Monocytes were enriched immunomagnetically to 98.0 ± 0.2% CD14+ purity and cultured under serum-free conditions in the presence of GM-CSF and IL-4 for 6 days, to induced immature DC generation, followed by an additional 3-day culture period in the presence of GM-CSF, IL-4 and TNFα, to induce DC maturation. The effect of glioma cells was determined by addition of conditioned medium (CM) at the onset of cultures (n≥3).

Results

Immature DC showed mainly a CD14- (5.3±2.0%) CD83- (8.4±5.3%) phenotype and revealed potent pinocytosis activity. Presence of U373-CM and A172-CM inhibited down-regulation of the monocyte marker CD14, resulting in 40.8±14.5% and 42.0±3.3% residual CD14+ cells, respectively. Pinocytosis activity of the immature DC was inhibited by 82,0% and 31,6%, respectively. After 9 days of culture, DC had up-regulated the mature DC marker CD83 but lost CD14. In the presence of U373-CM and A172-CM, up-regulation of CD83 was inhibited by 90.1±2.0% and 67.9±19.6%, respectively. Interestingly, this inhibition of DC maturation was not associated with differences in adhesion and co-stimulatory expression.
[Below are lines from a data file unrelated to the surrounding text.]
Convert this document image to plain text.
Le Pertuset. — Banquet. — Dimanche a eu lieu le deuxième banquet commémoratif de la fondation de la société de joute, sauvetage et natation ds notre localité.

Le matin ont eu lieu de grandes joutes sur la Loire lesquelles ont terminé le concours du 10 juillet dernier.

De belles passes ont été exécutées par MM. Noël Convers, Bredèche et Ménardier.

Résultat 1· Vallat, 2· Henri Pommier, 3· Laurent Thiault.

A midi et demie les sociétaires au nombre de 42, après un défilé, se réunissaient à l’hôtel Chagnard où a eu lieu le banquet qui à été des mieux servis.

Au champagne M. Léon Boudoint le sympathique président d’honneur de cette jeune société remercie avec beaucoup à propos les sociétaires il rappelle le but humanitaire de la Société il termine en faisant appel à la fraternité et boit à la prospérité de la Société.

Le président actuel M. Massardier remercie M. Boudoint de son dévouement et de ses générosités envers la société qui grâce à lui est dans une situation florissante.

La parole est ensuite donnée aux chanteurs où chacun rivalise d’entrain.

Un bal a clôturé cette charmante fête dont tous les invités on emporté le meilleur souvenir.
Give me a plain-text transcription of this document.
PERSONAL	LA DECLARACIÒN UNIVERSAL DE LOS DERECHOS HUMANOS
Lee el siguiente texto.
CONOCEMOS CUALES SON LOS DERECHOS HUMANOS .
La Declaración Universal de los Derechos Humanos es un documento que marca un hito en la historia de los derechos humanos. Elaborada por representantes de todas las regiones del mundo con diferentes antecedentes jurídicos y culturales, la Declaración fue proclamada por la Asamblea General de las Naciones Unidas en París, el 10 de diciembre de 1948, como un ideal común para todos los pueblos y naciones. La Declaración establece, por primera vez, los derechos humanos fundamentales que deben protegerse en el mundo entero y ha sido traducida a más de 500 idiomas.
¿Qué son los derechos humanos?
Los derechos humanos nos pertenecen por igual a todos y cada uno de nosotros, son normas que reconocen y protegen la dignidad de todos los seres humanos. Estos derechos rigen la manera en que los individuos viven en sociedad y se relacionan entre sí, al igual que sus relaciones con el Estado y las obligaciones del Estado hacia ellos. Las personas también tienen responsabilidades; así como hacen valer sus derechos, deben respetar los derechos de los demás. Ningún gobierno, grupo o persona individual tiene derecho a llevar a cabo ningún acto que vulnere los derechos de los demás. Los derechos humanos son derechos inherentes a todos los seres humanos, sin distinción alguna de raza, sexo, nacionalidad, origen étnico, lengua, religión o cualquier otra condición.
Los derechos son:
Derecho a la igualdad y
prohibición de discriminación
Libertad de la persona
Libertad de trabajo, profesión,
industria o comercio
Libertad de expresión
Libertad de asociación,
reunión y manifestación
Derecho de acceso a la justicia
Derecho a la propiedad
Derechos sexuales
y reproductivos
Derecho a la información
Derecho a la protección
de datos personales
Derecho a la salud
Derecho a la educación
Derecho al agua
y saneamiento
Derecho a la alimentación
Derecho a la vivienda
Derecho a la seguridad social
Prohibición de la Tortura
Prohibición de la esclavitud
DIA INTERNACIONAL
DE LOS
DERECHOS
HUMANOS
In an initial attempt to identify candidate molecules of immune interference in U373- and A172-CM, Luminex cytokine analysis and cytokine protein array analysis were performed, showing expression of e.g. IL-6, VEGF and TGFβ2, all of which may play a role.

Conclusions

Glioblastoma cells secrete factors, which inhibit DC differentiation and maturation.